UN Warns ISIS May Be Guilty of 'Attempt to Commit Genocide' against Yazidis

UN Warns ISIS May Be Guilty of 'Attempt to Commit Genocide' against Yazidis

The Islamic State’s brutal attempts to eradicate Iraq’s Yazidi minority from territory they control may officially fit the definition of genocide, according to a United Nations official visiting Iraq this week.

The evidence shows “an attempt to commit genocide,” said Assistant Secretary-General for Human Rights Ivan Simonovic in a press briefing. Simonovic, the Associated Press reports, based his conclusion on strong evidence of mass killings of Yazidis, particularly in the Sinjar Mountain region. Yazidis have been beheaded, buried alive, and tortured. Also, many women have been placed in brothels for use as sex slaves. The AP adds that about 7,000 Yazidis are believed to have “converted” to Islam to avoid death.

As Lebanon’s Daily Star notes, genocide is very strictly defined in international law as a crime against humanity–perhaps the definitive crime against humanity. United Nations law defines genocide as the “intent to destroy, in whole or in part, a national, ethical, racial or religious group.” The Yazidis, a religious minority made up in large part of ethnic Kurds, would fit this definition, and certainly their persecution appears to be a way to destroy the group.

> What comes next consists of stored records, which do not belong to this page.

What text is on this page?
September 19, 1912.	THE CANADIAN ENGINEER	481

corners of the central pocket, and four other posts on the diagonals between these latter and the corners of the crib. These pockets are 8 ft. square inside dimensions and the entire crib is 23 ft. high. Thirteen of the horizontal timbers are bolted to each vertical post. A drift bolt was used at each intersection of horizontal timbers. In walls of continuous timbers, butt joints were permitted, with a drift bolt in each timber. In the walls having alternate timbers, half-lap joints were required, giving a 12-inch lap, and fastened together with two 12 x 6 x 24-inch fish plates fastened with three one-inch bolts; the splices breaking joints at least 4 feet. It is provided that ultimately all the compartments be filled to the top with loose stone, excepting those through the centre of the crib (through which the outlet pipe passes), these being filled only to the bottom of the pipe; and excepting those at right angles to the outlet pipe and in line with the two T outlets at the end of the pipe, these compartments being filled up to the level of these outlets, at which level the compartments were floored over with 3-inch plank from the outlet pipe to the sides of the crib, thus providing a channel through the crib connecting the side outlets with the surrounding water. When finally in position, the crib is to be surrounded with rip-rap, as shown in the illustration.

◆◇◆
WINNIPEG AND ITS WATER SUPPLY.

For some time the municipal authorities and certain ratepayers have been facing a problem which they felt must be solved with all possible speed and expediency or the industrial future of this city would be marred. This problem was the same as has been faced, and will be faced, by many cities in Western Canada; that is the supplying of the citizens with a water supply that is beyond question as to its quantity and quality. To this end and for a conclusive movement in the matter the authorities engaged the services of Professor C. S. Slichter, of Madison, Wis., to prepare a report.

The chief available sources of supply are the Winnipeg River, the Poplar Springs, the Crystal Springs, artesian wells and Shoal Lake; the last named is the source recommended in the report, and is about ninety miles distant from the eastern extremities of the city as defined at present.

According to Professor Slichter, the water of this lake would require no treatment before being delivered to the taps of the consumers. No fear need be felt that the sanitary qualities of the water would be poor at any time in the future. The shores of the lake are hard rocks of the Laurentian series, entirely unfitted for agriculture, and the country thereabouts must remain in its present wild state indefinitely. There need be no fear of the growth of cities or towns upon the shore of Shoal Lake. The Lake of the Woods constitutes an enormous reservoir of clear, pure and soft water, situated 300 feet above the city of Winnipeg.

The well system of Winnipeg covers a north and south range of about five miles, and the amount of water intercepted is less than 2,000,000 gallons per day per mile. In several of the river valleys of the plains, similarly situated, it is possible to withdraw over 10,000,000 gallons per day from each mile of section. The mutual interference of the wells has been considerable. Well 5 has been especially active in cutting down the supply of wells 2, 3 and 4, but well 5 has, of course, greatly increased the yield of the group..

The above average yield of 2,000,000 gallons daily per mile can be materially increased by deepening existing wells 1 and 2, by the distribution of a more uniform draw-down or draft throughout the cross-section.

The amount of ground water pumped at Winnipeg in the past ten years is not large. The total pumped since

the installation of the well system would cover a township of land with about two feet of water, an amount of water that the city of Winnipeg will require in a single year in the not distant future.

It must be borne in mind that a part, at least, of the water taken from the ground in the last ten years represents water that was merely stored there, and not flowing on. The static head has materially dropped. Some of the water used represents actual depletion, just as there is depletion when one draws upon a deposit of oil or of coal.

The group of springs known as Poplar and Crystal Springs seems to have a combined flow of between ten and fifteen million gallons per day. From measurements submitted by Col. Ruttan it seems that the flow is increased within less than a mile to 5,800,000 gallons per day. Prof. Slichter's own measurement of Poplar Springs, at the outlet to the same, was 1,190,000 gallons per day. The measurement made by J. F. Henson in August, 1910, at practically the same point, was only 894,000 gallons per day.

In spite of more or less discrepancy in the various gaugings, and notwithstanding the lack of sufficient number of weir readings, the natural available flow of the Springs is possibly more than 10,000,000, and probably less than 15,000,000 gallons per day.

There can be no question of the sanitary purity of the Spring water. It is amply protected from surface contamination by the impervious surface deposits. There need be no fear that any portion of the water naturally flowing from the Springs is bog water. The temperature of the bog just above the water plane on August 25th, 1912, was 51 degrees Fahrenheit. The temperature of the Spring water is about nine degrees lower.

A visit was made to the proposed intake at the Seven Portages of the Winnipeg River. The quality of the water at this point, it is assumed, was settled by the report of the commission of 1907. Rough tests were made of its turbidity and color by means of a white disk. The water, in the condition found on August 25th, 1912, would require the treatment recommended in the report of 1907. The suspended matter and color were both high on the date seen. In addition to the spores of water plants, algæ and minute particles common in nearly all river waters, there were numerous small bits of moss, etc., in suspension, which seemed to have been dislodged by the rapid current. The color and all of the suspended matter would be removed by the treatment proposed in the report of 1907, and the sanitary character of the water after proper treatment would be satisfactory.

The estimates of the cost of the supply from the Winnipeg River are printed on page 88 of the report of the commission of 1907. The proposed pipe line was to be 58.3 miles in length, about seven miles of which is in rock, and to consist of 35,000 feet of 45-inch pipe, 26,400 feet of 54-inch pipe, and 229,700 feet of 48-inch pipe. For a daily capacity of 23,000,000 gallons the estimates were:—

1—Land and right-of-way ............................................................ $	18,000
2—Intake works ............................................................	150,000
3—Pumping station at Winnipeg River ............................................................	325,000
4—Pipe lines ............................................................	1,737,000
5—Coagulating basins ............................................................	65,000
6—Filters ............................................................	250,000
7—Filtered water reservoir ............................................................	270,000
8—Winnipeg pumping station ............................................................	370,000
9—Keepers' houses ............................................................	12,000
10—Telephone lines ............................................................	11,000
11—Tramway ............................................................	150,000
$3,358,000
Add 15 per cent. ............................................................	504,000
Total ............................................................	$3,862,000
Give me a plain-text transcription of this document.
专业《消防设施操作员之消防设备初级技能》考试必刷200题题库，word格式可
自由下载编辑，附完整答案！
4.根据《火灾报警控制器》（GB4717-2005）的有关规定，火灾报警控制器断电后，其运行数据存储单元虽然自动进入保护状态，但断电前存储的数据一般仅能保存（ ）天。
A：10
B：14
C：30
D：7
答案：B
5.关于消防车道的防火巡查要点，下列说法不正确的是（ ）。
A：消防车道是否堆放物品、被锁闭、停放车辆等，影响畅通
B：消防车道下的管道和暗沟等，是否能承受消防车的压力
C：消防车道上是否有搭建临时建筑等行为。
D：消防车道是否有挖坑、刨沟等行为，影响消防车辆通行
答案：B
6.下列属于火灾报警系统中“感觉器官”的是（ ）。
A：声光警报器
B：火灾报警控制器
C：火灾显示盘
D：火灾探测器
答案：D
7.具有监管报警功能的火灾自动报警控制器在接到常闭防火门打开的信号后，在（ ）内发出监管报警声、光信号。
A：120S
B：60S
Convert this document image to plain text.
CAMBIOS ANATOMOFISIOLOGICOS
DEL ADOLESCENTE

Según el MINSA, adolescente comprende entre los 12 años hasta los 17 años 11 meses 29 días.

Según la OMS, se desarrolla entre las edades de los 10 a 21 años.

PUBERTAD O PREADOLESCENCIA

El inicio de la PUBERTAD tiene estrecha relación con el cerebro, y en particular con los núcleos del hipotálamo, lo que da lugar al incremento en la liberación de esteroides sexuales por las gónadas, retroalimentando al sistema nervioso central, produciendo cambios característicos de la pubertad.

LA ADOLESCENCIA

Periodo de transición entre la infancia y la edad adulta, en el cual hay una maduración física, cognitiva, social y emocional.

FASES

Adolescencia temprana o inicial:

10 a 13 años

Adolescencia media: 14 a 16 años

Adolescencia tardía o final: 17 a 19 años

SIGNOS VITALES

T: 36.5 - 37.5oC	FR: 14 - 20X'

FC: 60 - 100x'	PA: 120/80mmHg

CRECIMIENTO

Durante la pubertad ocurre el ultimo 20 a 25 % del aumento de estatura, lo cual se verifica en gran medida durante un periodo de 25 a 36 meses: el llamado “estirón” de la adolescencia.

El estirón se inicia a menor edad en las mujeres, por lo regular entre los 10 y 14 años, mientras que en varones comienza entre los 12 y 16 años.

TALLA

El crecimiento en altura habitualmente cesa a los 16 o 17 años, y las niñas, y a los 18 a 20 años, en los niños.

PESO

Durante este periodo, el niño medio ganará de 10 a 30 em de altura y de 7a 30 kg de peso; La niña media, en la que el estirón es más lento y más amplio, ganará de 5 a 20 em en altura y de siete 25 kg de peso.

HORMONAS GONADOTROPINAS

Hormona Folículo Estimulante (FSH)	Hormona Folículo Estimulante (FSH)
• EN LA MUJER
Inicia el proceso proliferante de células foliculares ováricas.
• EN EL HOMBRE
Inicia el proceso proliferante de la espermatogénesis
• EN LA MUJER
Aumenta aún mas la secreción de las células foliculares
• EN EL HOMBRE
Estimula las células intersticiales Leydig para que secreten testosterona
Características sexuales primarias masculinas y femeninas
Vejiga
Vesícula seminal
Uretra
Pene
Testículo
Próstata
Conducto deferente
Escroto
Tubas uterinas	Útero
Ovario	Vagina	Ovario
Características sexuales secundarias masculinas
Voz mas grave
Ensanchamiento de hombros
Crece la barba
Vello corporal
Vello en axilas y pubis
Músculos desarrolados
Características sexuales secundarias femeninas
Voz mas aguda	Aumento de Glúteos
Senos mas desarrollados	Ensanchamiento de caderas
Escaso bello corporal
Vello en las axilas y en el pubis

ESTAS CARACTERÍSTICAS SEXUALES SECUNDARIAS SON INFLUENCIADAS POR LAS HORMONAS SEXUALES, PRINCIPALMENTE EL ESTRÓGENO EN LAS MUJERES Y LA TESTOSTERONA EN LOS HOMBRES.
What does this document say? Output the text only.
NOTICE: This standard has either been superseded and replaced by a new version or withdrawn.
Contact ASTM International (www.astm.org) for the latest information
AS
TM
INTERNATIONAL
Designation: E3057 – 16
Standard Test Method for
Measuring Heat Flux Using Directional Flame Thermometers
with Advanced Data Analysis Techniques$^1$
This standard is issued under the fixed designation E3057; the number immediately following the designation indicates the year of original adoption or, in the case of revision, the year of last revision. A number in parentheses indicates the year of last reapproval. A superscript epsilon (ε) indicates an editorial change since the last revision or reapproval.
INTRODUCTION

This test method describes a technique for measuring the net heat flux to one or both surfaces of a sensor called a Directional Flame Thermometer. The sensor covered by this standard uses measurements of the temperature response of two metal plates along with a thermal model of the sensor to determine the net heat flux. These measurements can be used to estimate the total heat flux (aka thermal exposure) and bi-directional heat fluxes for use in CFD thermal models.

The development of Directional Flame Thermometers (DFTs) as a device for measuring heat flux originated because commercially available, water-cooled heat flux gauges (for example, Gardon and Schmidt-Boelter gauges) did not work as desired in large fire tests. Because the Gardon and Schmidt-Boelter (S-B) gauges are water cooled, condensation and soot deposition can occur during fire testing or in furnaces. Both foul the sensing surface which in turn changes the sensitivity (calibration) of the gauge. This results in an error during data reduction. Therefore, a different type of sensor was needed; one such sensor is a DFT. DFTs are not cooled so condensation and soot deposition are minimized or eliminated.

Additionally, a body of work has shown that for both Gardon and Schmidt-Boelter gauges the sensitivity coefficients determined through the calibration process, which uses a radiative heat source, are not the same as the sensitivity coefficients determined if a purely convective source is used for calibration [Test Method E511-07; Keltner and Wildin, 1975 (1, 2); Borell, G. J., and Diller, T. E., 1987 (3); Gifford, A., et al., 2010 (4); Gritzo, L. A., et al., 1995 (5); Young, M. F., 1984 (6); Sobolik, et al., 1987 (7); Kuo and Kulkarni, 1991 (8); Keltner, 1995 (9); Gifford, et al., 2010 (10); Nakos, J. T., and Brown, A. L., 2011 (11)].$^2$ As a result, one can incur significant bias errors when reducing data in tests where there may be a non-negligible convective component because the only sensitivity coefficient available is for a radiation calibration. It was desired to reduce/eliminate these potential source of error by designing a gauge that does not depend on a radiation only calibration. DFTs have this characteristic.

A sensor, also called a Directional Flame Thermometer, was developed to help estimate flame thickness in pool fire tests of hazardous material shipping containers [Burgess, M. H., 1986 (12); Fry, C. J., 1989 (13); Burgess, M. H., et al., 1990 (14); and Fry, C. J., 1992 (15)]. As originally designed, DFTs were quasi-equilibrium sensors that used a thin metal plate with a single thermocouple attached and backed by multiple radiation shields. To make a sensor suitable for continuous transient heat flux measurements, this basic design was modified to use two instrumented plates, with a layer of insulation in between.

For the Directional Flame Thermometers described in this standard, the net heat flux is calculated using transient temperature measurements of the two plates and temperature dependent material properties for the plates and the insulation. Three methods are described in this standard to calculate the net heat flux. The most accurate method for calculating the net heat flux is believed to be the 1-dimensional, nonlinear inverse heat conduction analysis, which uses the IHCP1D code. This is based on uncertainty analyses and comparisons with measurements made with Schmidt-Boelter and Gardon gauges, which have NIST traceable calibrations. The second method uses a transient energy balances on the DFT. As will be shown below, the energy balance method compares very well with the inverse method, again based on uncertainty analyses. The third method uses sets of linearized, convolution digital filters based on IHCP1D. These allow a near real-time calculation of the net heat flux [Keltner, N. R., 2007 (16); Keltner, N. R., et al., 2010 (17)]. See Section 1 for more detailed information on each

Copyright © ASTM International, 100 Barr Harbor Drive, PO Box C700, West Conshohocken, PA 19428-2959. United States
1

An attack in northern Iraq earlier this year left hundreds of Yazidis stranded on Mount Sinjar, with American forces bringing humanitarian aid by helicopter to those on the mountain and others attempting to save Yazidis by flying them off the mountain as Islamic State jihadists surrounded the foot of the mountain. Many Yazidis reportedly remain on Mount Sinjar with minimal access to food and water.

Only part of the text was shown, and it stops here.